The brand announced the collection, created through Google’s Android platform, at Baselworld 2016 in March. The smartwatch is available today in 18 countries, including the U.S., as well as many major Western European countries, in addition to Hong Kong, India, Japan, South Korea, Mexico and more. A global digital and print advertising campaign will coincide with today’s launch, including a video featuring Zendaya and Martha Hunt.
Michael Kors chairman and chief executive officer John Idol said that creating a smartwatch was a natural progression for the brand.
“We know our customers are interested in style, social connectivity, ease of use and wellness,” Idol said. “We think wearables are going to be a substantial business in the future, and it’s both logical and important for us to be there.”

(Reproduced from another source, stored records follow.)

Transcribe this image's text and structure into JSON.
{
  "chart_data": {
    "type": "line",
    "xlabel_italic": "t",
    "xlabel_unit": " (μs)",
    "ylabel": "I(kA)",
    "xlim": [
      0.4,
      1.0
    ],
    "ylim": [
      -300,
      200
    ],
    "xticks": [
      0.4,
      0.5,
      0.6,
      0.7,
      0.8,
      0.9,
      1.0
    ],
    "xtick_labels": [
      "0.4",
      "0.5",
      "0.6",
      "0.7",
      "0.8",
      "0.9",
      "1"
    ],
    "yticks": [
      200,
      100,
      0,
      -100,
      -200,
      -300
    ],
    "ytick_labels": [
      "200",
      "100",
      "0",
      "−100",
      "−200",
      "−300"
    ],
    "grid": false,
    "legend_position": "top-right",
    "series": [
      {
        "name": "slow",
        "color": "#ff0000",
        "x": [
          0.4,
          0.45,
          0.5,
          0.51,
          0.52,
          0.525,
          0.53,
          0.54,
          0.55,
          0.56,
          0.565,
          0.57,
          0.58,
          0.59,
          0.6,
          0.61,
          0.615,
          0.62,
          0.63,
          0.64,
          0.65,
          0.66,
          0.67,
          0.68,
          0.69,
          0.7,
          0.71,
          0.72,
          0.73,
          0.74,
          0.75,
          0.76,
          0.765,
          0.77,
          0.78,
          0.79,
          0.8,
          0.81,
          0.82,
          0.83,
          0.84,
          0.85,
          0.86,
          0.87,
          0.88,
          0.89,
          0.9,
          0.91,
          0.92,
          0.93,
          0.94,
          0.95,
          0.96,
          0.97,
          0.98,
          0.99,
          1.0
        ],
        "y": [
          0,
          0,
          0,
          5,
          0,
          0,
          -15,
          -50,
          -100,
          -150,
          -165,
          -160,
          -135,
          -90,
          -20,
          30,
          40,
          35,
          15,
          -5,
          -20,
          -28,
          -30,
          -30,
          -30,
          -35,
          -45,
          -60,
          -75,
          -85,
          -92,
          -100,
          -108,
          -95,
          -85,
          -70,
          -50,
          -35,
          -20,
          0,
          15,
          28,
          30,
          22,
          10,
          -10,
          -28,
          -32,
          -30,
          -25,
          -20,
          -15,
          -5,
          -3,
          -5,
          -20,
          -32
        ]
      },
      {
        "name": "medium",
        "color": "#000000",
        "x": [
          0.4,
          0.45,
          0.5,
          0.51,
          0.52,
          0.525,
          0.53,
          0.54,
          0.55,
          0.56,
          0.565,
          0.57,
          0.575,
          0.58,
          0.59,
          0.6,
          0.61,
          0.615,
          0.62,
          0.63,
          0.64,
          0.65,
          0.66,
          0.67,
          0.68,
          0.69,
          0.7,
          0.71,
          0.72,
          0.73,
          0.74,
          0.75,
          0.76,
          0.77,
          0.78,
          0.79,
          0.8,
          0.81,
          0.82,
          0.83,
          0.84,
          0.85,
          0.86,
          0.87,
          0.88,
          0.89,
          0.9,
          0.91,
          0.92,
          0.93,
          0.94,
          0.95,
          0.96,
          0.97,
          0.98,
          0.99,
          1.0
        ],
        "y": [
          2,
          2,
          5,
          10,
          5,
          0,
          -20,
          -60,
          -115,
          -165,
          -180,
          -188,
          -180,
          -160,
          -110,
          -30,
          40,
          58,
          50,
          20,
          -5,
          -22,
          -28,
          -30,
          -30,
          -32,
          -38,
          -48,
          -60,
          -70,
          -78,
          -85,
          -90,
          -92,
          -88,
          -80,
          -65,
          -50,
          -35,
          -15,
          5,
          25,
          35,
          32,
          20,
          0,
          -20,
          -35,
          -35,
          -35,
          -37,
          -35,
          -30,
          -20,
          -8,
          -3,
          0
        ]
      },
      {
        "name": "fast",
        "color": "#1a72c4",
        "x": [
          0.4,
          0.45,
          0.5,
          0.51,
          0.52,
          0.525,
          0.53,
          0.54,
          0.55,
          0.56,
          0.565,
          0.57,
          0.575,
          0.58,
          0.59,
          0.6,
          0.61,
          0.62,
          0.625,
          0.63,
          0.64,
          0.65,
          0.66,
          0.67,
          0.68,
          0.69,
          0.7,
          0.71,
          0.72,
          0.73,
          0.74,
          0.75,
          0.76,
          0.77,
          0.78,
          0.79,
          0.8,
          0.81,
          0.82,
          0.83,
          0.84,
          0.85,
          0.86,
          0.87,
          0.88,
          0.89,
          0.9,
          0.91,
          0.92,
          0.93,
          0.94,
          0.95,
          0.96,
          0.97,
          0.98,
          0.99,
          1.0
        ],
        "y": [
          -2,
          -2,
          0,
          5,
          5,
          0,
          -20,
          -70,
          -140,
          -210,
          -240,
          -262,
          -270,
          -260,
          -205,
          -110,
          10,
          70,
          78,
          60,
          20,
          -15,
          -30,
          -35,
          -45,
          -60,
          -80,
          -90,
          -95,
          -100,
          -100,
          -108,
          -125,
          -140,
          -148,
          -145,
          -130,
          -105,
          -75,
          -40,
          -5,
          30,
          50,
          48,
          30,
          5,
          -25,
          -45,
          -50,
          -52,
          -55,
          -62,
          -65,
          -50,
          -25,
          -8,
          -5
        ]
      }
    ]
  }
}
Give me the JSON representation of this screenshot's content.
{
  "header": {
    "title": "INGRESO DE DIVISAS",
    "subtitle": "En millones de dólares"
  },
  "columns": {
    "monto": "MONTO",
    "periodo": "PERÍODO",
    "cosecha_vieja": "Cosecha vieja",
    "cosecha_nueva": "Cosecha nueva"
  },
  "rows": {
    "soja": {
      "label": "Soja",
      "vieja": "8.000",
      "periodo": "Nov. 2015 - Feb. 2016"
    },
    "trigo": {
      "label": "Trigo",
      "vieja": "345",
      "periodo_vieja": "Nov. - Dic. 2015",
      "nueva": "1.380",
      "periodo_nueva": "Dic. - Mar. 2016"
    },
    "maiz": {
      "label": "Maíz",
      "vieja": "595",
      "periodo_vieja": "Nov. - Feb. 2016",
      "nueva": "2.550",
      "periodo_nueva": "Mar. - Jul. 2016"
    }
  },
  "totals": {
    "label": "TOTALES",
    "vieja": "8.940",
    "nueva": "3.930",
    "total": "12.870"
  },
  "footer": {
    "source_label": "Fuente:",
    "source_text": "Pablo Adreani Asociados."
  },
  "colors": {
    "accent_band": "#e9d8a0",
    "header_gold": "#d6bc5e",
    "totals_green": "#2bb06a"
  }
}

The watch receives notifications of incoming calls and text messages, in addition to other functions such as providing directions, calendar notifications and more. It also works with apps such as Instagram and Uber, and provides fitness tracking. The full functionality, naturally, is most robust when paired with an Android phone, but the watch does work with iPhones through an app. Wearers can use the “Ok Google” function to help find a nearby store or view new arrivals.
The Michael Kors Access smartwatch, is $350 to $395 (with $40 or $50 separate bands), and as such, is about $100 to $200 more than comparable analog styles. It is the first of the brand’s wearables technology accessories line. Trackers will be $95. Both the watch and the tracker will be available in Michael Kors stores, at michaelkors.com and some department and specialty stores.
“Some [customers] already own a tracker, but it may not match their personal style,” Idol said. “We think that many more would own a smartwatch if there were fashion-forward options. We’re the fashion leader in watches in the world, and based on this positioning, we feel that our customers are excited by the possibility of having a Michael Kors smartwatch or tracker.”
Google launched Android Wear in 2014, and in the last two years, has partnered on products from brands from Fossil, Nixon and Tag Heuer to Samsung, LG and Motorola. Smartwatches and connected accessories have faced criticism for being tech-friendly without a fashion focus, and gradually, said Google’s David Singleton, who is vice president of engineering for Android wear, that perception seems to be changing.
“The beauty is in the diversity, and we’ve certainly seen that flourish,” Singleton said. “Our mission has always been to let people wear what they want, and provide the platform to make that possible, and we’re only getting started.” Android Wear so far has partnered with at least 12 brands to create smartwatches.
Michael Kors himself said that he wears a watch every day, and although that currently doesn’t include a smartwatch, he will add the Access to his rotation. He added that watches have been a big part of the brand for years, and that with this new offering, customers will appreciate the social connectivity and health and fitness tracking.
“I think people today, especially people in fashion, love juxtaposition. They want a watch that looks like an analog, but that can keep up with them in the way that a smartwatch does,” Kors said. “We’re living in an ‘always on’ world, and this idea of connection is going to be a part of everyone’s lives moving forward.”